Its baffling that civilisation actually went backwards after the fall of Rome. Science,technology, engineering everything went into decline.
This is a myth; population shifted away from the Med regions into comparatively under-developed central and northern Europe following the retreating ice age, and the population was already in decline before the 'fall' of the western empire; big slave labor projects like roads and bath houses were no longer feasible, but the labor shortages spurred an ongoing surge of innovations that didn't exist under the Empire, which didn't need innovation with so much slave labor available; the Roman Empire was stagnant re new science and technologies being introduced. All slave based economic systems stagnate in that way. The so-called 'Dark Ages' weren't very dark or for very long in the West, despite the rise in illiteracy and collapse of law and order.

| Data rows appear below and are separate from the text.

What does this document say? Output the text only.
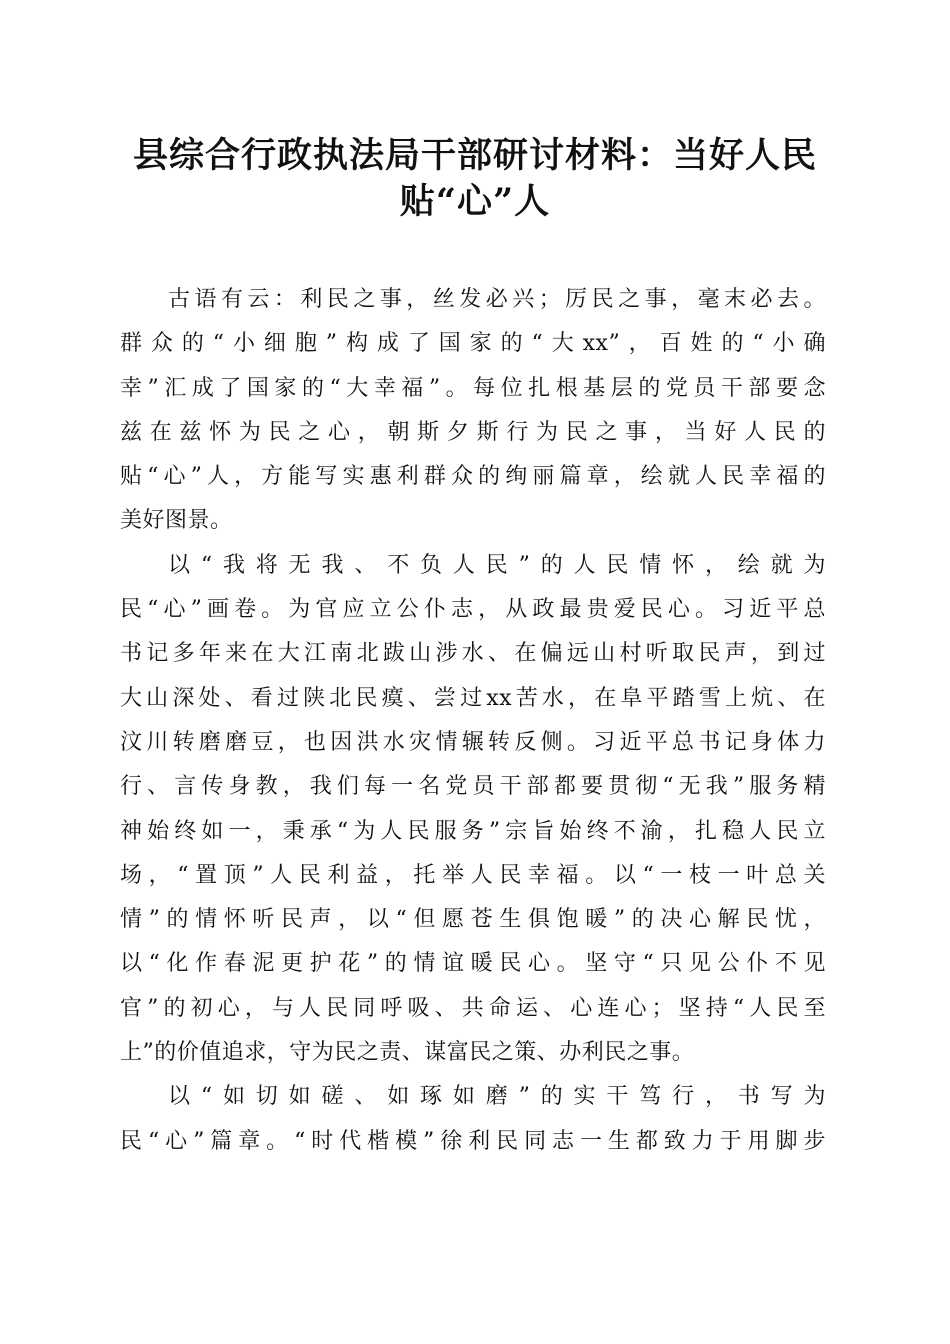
县综合行政执法局干部研讨材料：当好人民
贴“心”人

古语有云：利民之事，丝发必兴；厉民之事，毫末必去。
群众的“小细胞”构成了国家的“大xx”，百姓的“小确
幸”汇成了国家的“大幸福”。每位扎根基层的党员干部要念
兹在兹怀为民之心，朝斯夕斯行为民之事，当好人民的
贴“心”人，方能写实惠利群众的绚丽篇章，绘就人民幸福的
美好图景。

以“我将无我、不负人民”的人民情怀，绘就为
民“心”画卷。为官应立公仆志，从政最贵爱民心。习近平总
书记多年来在大江南北跋山涉水、在偏远山村听取民声，到过
大山深处、看过陕北民瘼、尝过xx苦水，在阜平踏雪上炕、在
汶川转磨磨豆，也因洪水灾情辗转反侧。习近平总书记身体力
行、言传身教，我们每一名党员干部都要贯彻“无我”服务精
神始终如一，秉承“为人民服务”宗旨始终不渝，扎稳人民立
场，“置顶”人民利益，托举人民幸福。以“一枝一叶总关
情”的情怀听民声，以“但愿苍生俱饱暖”的决心解民忧，
以“化作春泥更护花”的情谊暖民心。坚守“只见公仆不见
官”的初心，与人民同呼吸、共命运、心连心；坚持“人民至
上”的价值追求，守为民之责、谋富民之策、办利民之事。

以“如切如磋、如琢如磨”的实干笃行，书写为
民“心”篇章。“时代楷模”徐利民同志一生都致力于用脚步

Much new work in historical studies the last 40 years has busted the 'Dark Ages' myth; some regions were slower to progress, as is the case now, but the Catholic monasteries continued onward and upward, developing all kinds of new agricultural and engineering methods throughout the period and beyond, especially in the Netherlands and France. The Dominicans were major innovators, designing mills, inventing new cross breeds of animals and crops, and accomplishing engineering feats like draining swamps, and spreading the knowledge around through schools, such as they were in eras without printing presses and writing and books were an expensive luxury.
Many people these days think of Germany when they think of science and engineering expertise in Europe, but France had a long and brilliant history in the sciences; our earliest textbooks in America are in French, not German. German didn't start catching up with them until the late 18th and early 19th century, hence why the French got pushed back in the public memories. England and Scotland were also big innovators, but not until around the Elizabethan era and beyond.
Science and technology actually went into overdrive, not a decline, when the Empire 'collapsed'.